The 'Yellen Call' Makes July a Live Meeting, Says Goldman

Investors are underestimating the Fed's response to improving financial conditions.

Who Is Janet Yellen? In Two and a Half Minutes

With the S&P 500 within shouting distance of its all-time high, Goldman Sachs Group Inc. has a warning for investors: Federal Reserve Chair Janet Yellen is here to limit your gains.

The U.S. central bank's gyrations from hawkish to dovish and back again, according to Chief Credit Strategist Charles Himmelberg, have been heavily influenced by fluctuations in financial conditions:

Yellen Call
Source: Goldman Sachs

Financial conditions, in this case, refers to the level of the dollar, 10-year U.S. Treasury yield, credit spreads, and stock prices, which have an impact on the nation's growth outlook.

"With labour markets tightening and inflation rising, we cautioned that the FOMC would likely respond to easier financial conditions with a more robust withdrawal of policy accommodation," Himmelberg writes. "This 'Yellen Call,' we said, would likely 'cap' the upside potential for risky assets."

This view is not dissimilar from the "not-so-merry-go-round" relationship between the central bank and financial markets outlined by economists at Bank of America Corp. A "bad news is good news" response by financial markets to last week's nonfarm payroll report has the Yellen call poised to move back in the money after the June meeting, Goldman's strategist argues.

Of course, the elephant in the room is that such an analysis is agnostic as to the cause of easier financial conditions.

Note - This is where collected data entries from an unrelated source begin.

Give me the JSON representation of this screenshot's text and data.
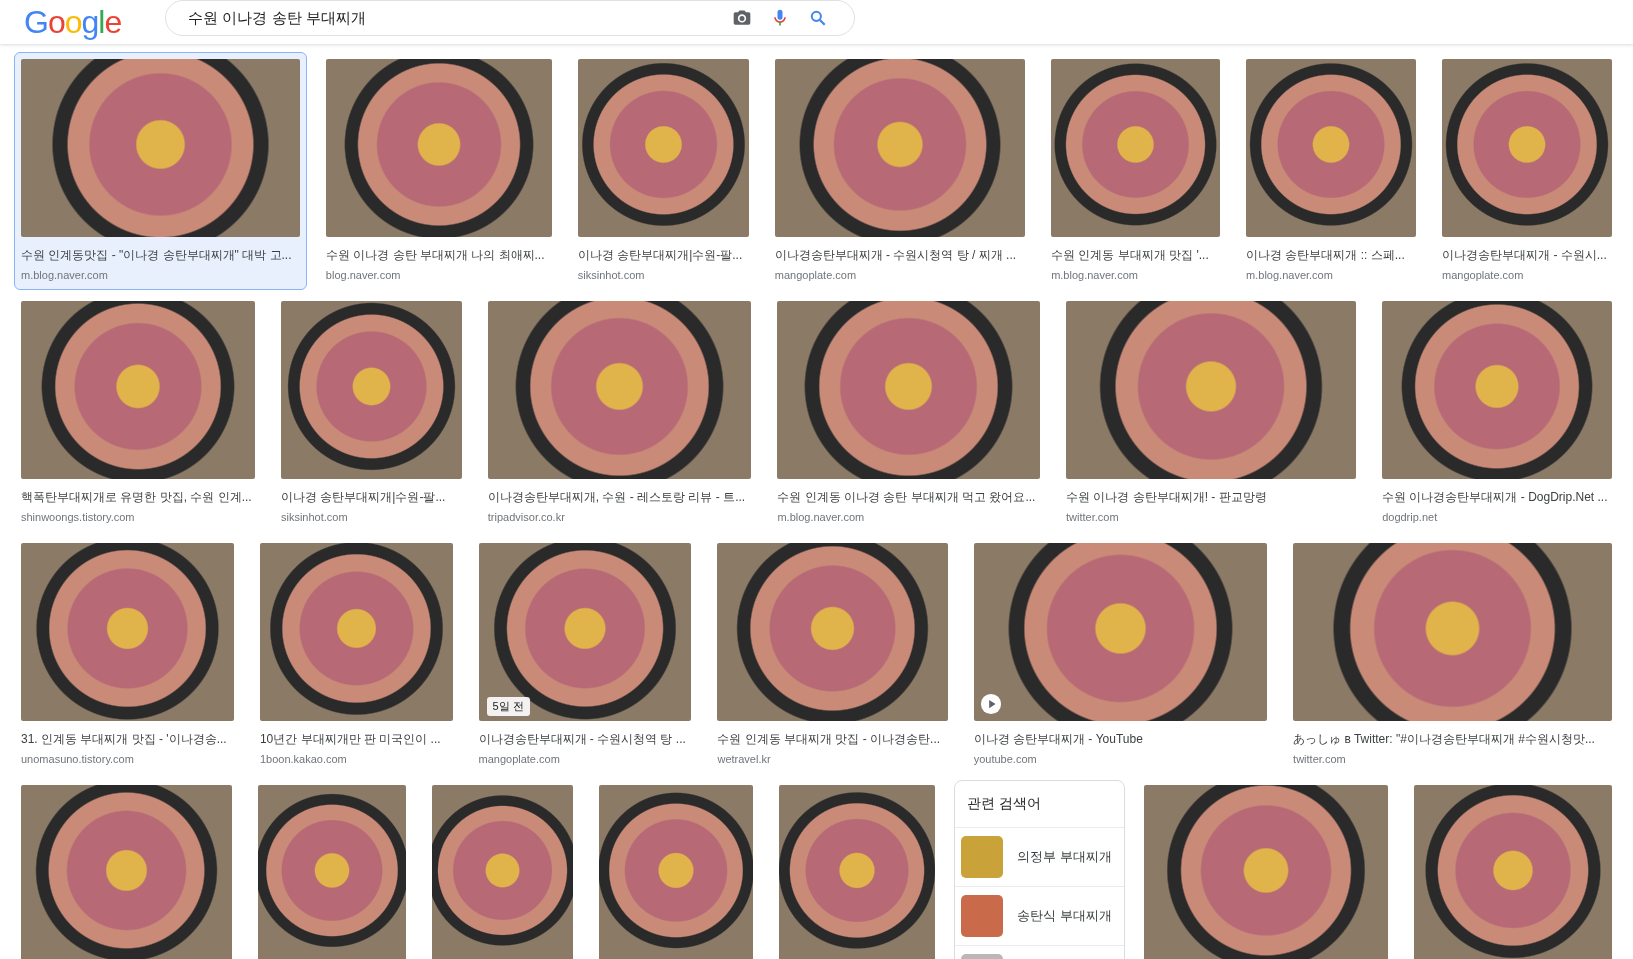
{
  "header": {
    "logo": "Google",
    "search": {
      "value": "수원 이나경 송탄 부대찌개"
    }
  },
  "rows": [
    {
      "items": [
        {
          "kind": "image",
          "selected": true,
          "title": "수원 인계동맛집 - \"이나경 송탄부대찌개\" 대박 고...",
          "source": "m.blog.naver.com"
        },
        {
          "kind": "image",
          "selected": false,
          "title": "수원 이나경 송탄 부대찌개 나의 최애찌...",
          "source": "blog.naver.com"
        },
        {
          "kind": "image",
          "selected": false,
          "title": "이나경 송탄부대찌개|수원-팔...",
          "source": "siksinhot.com"
        },
        {
          "kind": "image",
          "selected": false,
          "title": "이나경송탄부대찌개 - 수원시청역 탕 / 찌개 ...",
          "source": "mangoplate.com"
        },
        {
          "kind": "image",
          "selected": false,
          "title": "수원 인계동 부대찌개 맛집 '...",
          "source": "m.blog.naver.com"
        },
        {
          "kind": "image",
          "selected": false,
          "title": "이나경 송탄부대찌개 :: 스페...",
          "source": "m.blog.naver.com"
        },
        {
          "kind": "image",
          "selected": false,
          "title": "이나경송탄부대찌개 - 수원시...",
          "source": "mangoplate.com"
        }
      ]
    },
    {
      "items": [
        {
          "kind": "image",
          "selected": false,
          "title": "핵폭탄부대찌개로 유명한 맛집, 수원 인계...",
          "source": "shinwoongs.tistory.com"
        },
        {
          "kind": "image",
          "selected": false,
          "title": "이나경 송탄부대찌개|수원-팔...",
          "source": "siksinhot.com"
        },
        {
          "kind": "image",
          "selected": false,
          "title": "이나경송탄부대찌개, 수원 - 레스토랑 리뷰 - 트...",
          "source": "tripadvisor.co.kr"
        },
        {
          "kind": "image",
          "selected": false,
          "title": "수원 인계동 이나경 송탄 부대찌개 먹고 왔어요...",
          "source": "m.blog.naver.com"
        },
        {
          "kind": "image",
          "selected": false,
          "title": "수원 이나경 송탄부대찌개! - 판교망령",
          "source": "twitter.com"
        },
        {
          "kind": "image",
          "selected": false,
          "title": "수원 이나경송탄부대찌개 - DogDrip.Net ...",
          "source": "dogdrip.net"
        }
      ]
    },
    {
      "items": [
        {
          "kind": "image",
          "selected": false,
          "title": "31. 인계동 부대찌개 맛집 - '이나경송...",
          "source": "unomasuno.tistory.com"
        },
        {
          "kind": "image",
          "selected": false,
          "title": "10년간 부대찌개만 판 미국인이 ...",
          "source": "1boon.kakao.com"
        },
        {
          "kind": "image",
          "selected": false,
          "badge": "5일 전",
          "title": "이나경송탄부대찌개 - 수원시청역 탕 ...",
          "source": "mangoplate.com"
        },
        {
          "kind": "image",
          "selected": false,
          "title": "수원 인계동 부대찌개 맛집 - 이나경송탄...",
          "source": "wetravel.kr"
        },
        {
          "kind": "video",
          "selected": false,
          "title": "이나경 송탄부대찌개 - YouTube",
          "source": "youtube.com"
        },
        {
          "kind": "image",
          "selected": false,
          "title": "あっしゅ ʙ Twitter: \"#이나경송탄부대찌개 #수원시청맛...",
          "source": "twitter.com"
        }
      ]
    },
    {
      "items": [
        {
          "kind": "image",
          "selected": false
        },
        {
          "kind": "image",
          "selected": false
        },
        {
          "kind": "image",
          "selected": false
        },
        {
          "kind": "image",
          "selected": false
        },
        {
          "kind": "image",
          "selected": false
        },
        {
          "kind": "related",
          "title": "관련 검색어",
          "searches": [
            "의정부 부대찌개",
            "송탄식 부대찌개"
          ]
        },
        {
          "kind": "image",
          "selected": false
        },
        {
          "kind": "image",
          "selected": false
        }
      ]
    }
  ]
}
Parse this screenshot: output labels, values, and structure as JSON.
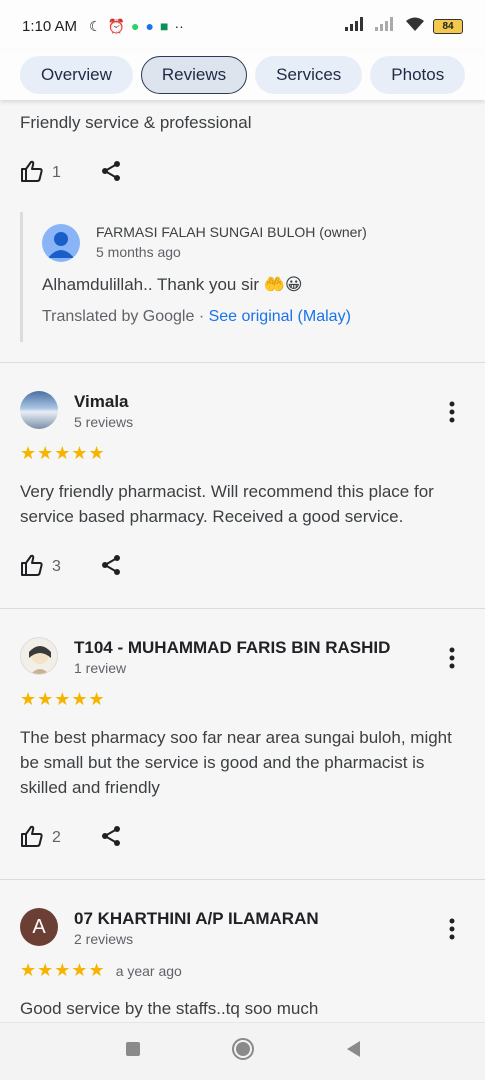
{
  "status_bar": {
    "time": "1:10 AM",
    "battery": "84"
  },
  "tabs": [
    {
      "label": "Overview"
    },
    {
      "label": "Reviews"
    },
    {
      "label": "Services"
    },
    {
      "label": "Photos"
    }
  ],
  "partial_review": {
    "text": "Friendly service & professional",
    "likes": "1"
  },
  "owner_reply": {
    "name": "FARMASI FALAH SUNGAI BULOH (owner)",
    "time": "5 months ago",
    "text": "Alhamdulillah.. Thank you sir 🤲😀",
    "translated_by": "Translated by Google",
    "separator": " · ",
    "see_original": "See original (Malay)"
  },
  "reviews": [
    {
      "name": "Vimala",
      "count": "5 reviews",
      "stars": "★★★★★",
      "date": "",
      "text": "Very friendly pharmacist. Will recommend this place for service based pharmacy. Received a good service.",
      "likes": "3"
    },
    {
      "name": "T104 - MUHAMMAD FARIS BIN RASHID",
      "count": "1 review",
      "stars": "★★★★★",
      "date": "",
      "text": "The best pharmacy soo far near area sungai buloh, might be small but the service is good and the pharmacist is skilled and friendly",
      "likes": "2"
    },
    {
      "name": "07 KHARTHINI A/P ILAMARAN",
      "initial": "A",
      "count": "2 reviews",
      "stars": "★★★★★",
      "date": "a year ago",
      "text": "Good service by the staffs..tq soo much"
    }
  ],
  "colors": {
    "star": "#f6b400",
    "link": "#1a73e8",
    "tab_bg": "#e8eef8",
    "avatar_brown": "#6b3f33"
  },
  "icons": [
    "thumbs-up-icon",
    "share-icon",
    "more-vert-icon",
    "person-icon",
    "stop-square-icon",
    "home-circle-icon",
    "back-triangle-icon"
  ]
}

And while financial conditions may be flashing a green light for an interest rate hike, the domestic economic data, because of the jarring jobs report, is now flashing a yellow.

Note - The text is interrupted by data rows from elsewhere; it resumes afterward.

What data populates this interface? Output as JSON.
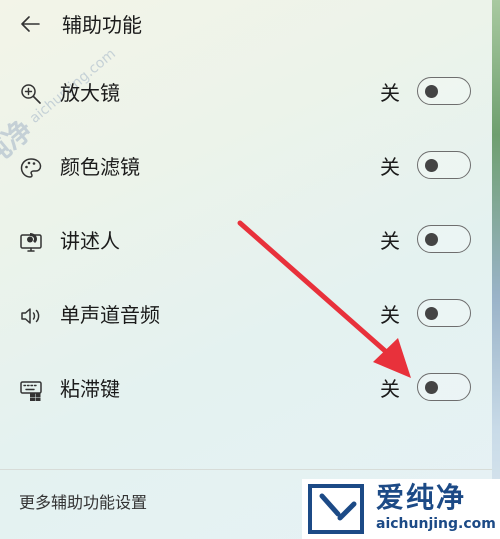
{
  "header": {
    "title": "辅助功能",
    "back_icon": "back-arrow-icon"
  },
  "settings": [
    {
      "label": "放大镜",
      "icon": "magnifier-icon",
      "state": "关",
      "on": false
    },
    {
      "label": "颜色滤镜",
      "icon": "color-filter-icon",
      "state": "关",
      "on": false
    },
    {
      "label": "讲述人",
      "icon": "narrator-icon",
      "state": "关",
      "on": false
    },
    {
      "label": "单声道音频",
      "icon": "mono-audio-icon",
      "state": "关",
      "on": false
    },
    {
      "label": "粘滞键",
      "icon": "sticky-keys-icon",
      "state": "关",
      "on": false
    }
  ],
  "footer": {
    "link_label": "更多辅助功能设置"
  },
  "watermark": {
    "brand": "爱纯净",
    "url": "aichunjing.com",
    "diagonal_brand": "爱纯净",
    "diagonal_url": "aichunjing.com"
  },
  "colors": {
    "accent": "#e8313b",
    "watermark_blue": "#1c4a86",
    "toggle_border": "#6e6e6e",
    "toggle_knob": "#444444"
  }
}
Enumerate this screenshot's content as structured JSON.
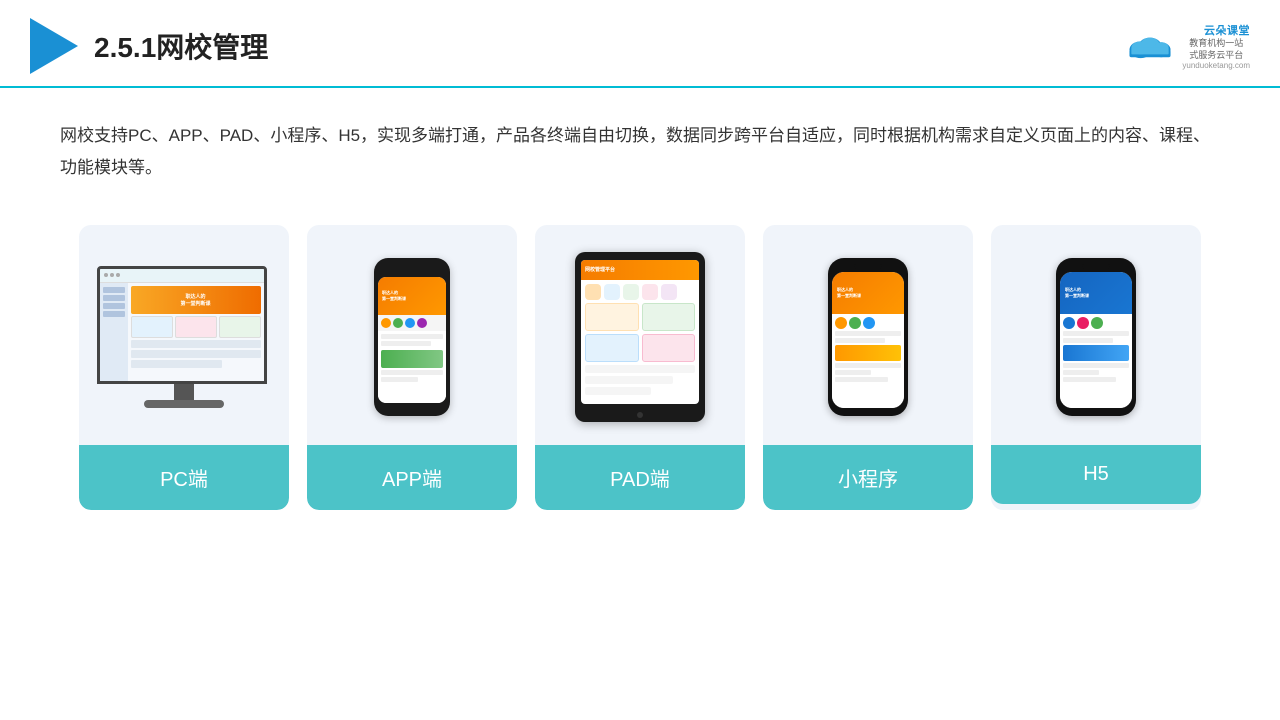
{
  "header": {
    "section_number": "2.5.1",
    "title": "网校管理",
    "brand": {
      "name": "云朵课堂",
      "url": "yunduoketang.com",
      "tagline1": "教育机构一站",
      "tagline2": "式服务云平台"
    }
  },
  "description": {
    "text": "网校支持PC、APP、PAD、小程序、H5，实现多端打通，产品各终端自由切换，数据同步跨平台自适应，同时根据机构需求自定义页面上的内容、课程、功能模块等。"
  },
  "cards": [
    {
      "id": "pc",
      "label": "PC端"
    },
    {
      "id": "app",
      "label": "APP端"
    },
    {
      "id": "pad",
      "label": "PAD端"
    },
    {
      "id": "miniprogram",
      "label": "小程序"
    },
    {
      "id": "h5",
      "label": "H5"
    }
  ]
}
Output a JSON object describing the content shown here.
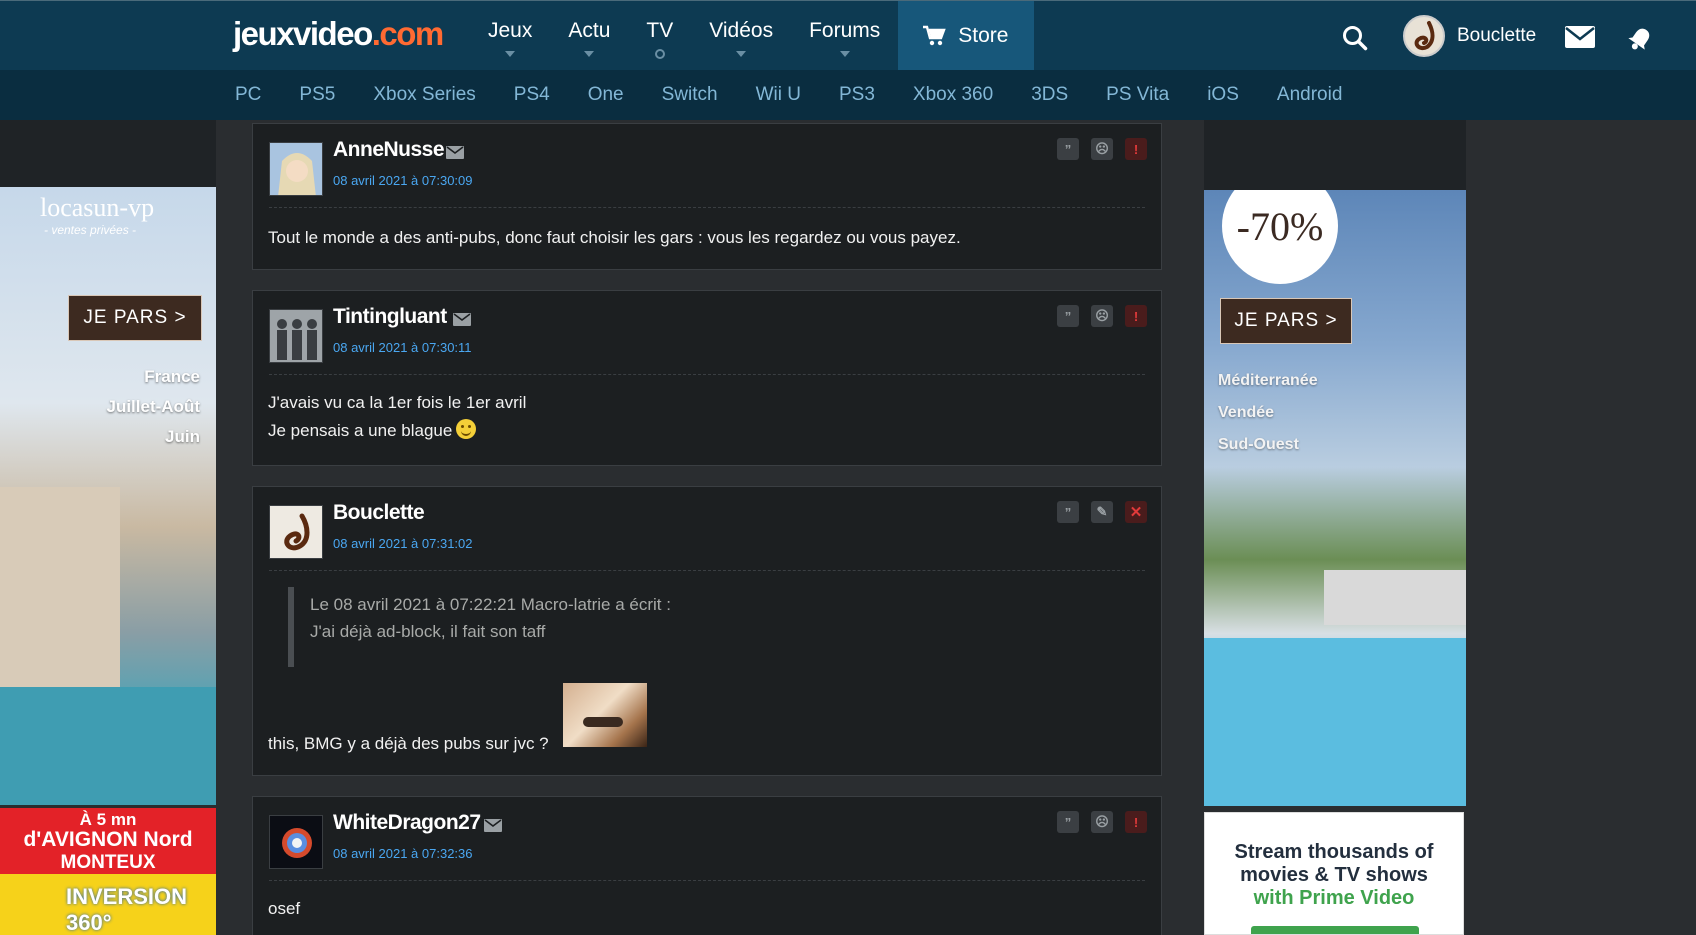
{
  "header": {
    "logo_left": "jeuxvideo",
    "logo_right": ".com",
    "nav": [
      {
        "label": "Jeux",
        "marker": "caret"
      },
      {
        "label": "Actu",
        "marker": "caret"
      },
      {
        "label": "TV",
        "marker": "dot"
      },
      {
        "label": "Vidéos",
        "marker": "caret"
      },
      {
        "label": "Forums",
        "marker": "caret"
      }
    ],
    "store_label": "Store",
    "username": "Bouclette",
    "icons": [
      "search-icon",
      "cart-icon",
      "mail-icon",
      "notification-bell-icon"
    ],
    "colors": {
      "header_bg": "#0d3a52",
      "subnav_bg": "#0a2d40",
      "logo_accent": "#ff6a32",
      "link_blue": "#4aa7f1"
    }
  },
  "platforms": [
    "PC",
    "PS5",
    "Xbox Series",
    "PS4",
    "One",
    "Switch",
    "Wii U",
    "PS3",
    "Xbox 360",
    "3DS",
    "PS Vita",
    "iOS",
    "Android"
  ],
  "ads": {
    "left": {
      "brand": "locasun-vp",
      "tagline": "- ventes privées -",
      "cta": "JE PARS >",
      "locations": [
        "France",
        "Juillet-Août",
        "Juin"
      ]
    },
    "left2": {
      "line1": "À 5 mn",
      "line2": "d'AVIGNON Nord",
      "line3": "MONTEUX",
      "line4": "INVERSION 360°"
    },
    "right": {
      "discount": "-70%",
      "cta": "JE PARS >",
      "locations": [
        "Méditerranée",
        "Vendée",
        "Sud-Ouest"
      ]
    },
    "right2": {
      "line1": "Stream thousands of",
      "line2": "movies & TV shows",
      "line3": "with Prime Video"
    }
  },
  "posts": [
    {
      "author": "AnneNusse",
      "date": "08 avril 2021 à 07:30:09",
      "lines": [
        "Tout le monde a des anti-pubs, donc faut choisir les gars : vous les regardez ou vous payez."
      ],
      "actions": [
        "quote",
        "report-user",
        "alert"
      ]
    },
    {
      "author": "Tintingluant",
      "date": "08 avril 2021 à 07:30:11",
      "lines": [
        "J'avais vu ca la 1er fois le 1er avril",
        "Je pensais a une blague"
      ],
      "actions": [
        "quote",
        "report-user",
        "alert"
      ]
    },
    {
      "author": "Bouclette",
      "date": "08 avril 2021 à 07:31:02",
      "quote": [
        "Le 08 avril 2021 à 07:22:21 Macro-latrie a écrit :",
        "J'ai déjà ad-block, il fait son taff"
      ],
      "lines": [
        "this, BMG y a déjà des pubs sur jvc ?"
      ],
      "actions": [
        "quote",
        "edit",
        "delete"
      ]
    },
    {
      "author": "WhiteDragon27",
      "date": "08 avril 2021 à 07:32:36",
      "lines": [
        "osef"
      ],
      "actions": [
        "quote",
        "report-user",
        "alert"
      ]
    }
  ]
}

The Fed's opinion on the state of the U.S. consumer, however, shifted relatively quickly from a concern in the minutes for April's meeting to a notable positive highlighted by Yellen in her June 6 speech. Perhaps one solid-to-exceptional jobs report in June will be sufficient to assuage the Fed's fears about possible deterioration in the labor market, especially given that other indicators, such as initial jobless claims, continue to signal little cause for worry.

"We think the July meeting is live, without our U.S. economics team seeing a 40 percent probability of a second hike," concludes Himmelberg.

Market participants, however, aren't as convinced as Goldman.

As of Thursday morning, federal funds futures implied a 20 percent chance of a hike in July.